Wednesday, September 8, 2010

Posole - Tomatillo, Chicken & Hominy

With the three day weekend and a Boy Scout meeting Tuesday night I deferred Wednesday Soup At Work to Thursday. I remembered to put my usual sign up early Tuesday so people know not to expect soup on Wednesday. It's kinda cool that there's an expectation and people look forward to the soup. Of course it's free so the bar might be pretty low.

Anyway, I've brought the Posole in before and it was gone pretty quickly with good reviews. The stock has a really good tangy flavor from the hominy, tomatillos and lime juice.

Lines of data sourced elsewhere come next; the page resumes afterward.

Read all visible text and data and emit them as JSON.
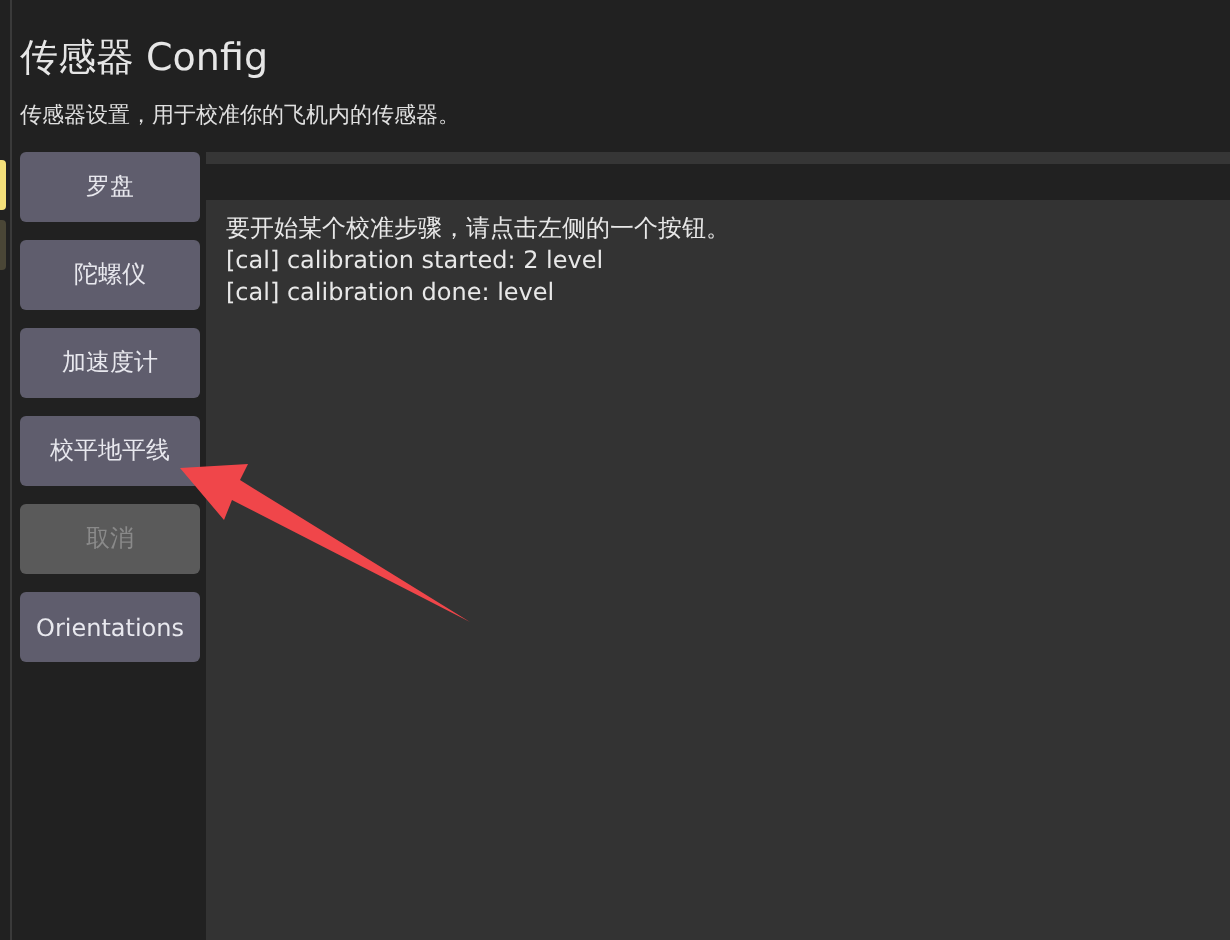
{
  "header": {
    "title": "传感器 Config",
    "description": "传感器设置，用于校准你的飞机内的传感器。"
  },
  "buttons": [
    {
      "label": "罗盘",
      "disabled": false
    },
    {
      "label": "陀螺仪",
      "disabled": false
    },
    {
      "label": "加速度计",
      "disabled": false
    },
    {
      "label": "校平地平线",
      "disabled": false
    },
    {
      "label": "取消",
      "disabled": true
    },
    {
      "label": "Orientations",
      "disabled": false
    }
  ],
  "progress": {
    "level": 0
  },
  "log": [
    "要开始某个校准步骤，请点击左侧的一个按钮。",
    "[cal] calibration started: 2 level",
    "[cal] calibration done: level"
  ]
}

As I've mentioned before when a recipe calls for chicken and chicken stock I boil a whole fryer in a tall pot and de-bone the chicken for the meat and use the stock as called for in the recipe instead of store bought. To the chicken pot I add a couple of cut-up carrots and stalks of celery along with an onion, a couple of bay leaves, dried oregano and dried basil. I strain the stock and have plenty for the recipe and usually some leftover to freeze.

Here's the recipe for 8 servings using store bought stock. For the large quantity I bring to Wednesday Soup At Work I double the recipe and use the boiled chicken I note above:

1 pound of tomatillos

6 cups of chicken stock

2 cups of chopped onion

3 pounds of shredded chicken

4 chopped garlic cloves

2 jalapeno peppers, seeded and julienned

1 can of white hominy (30 oz), drained

juice from 1/2 of a lime

salt and pepper to taste

1/2 cup chopped fresh cilantro

1/4 cup sour cream

8 lime wedges

Remove the husks and stems from the tomatillos and boil them until they are tender, about 10 minutes. Drain the water and process the tomatillos until they are smooth. An immersion blender is the best tool for this but using a standard blender is fine.

Meanwhile, into the stock add the onion, chicken, garlic, jalapeno and hominy. Bring the mix to a boil, cover, reduce heat and simmer 35 minutes or until chicken is done. Remove the chicken from the bones shred and set aside. Stir in the pureed tomatillos, the lime juice and salt to taste. Cook the stock mixture for 5 minutes until heated. Stir in the chicken and heat the entire mix.

Serve with the cilantro, sour cream and lime wedges.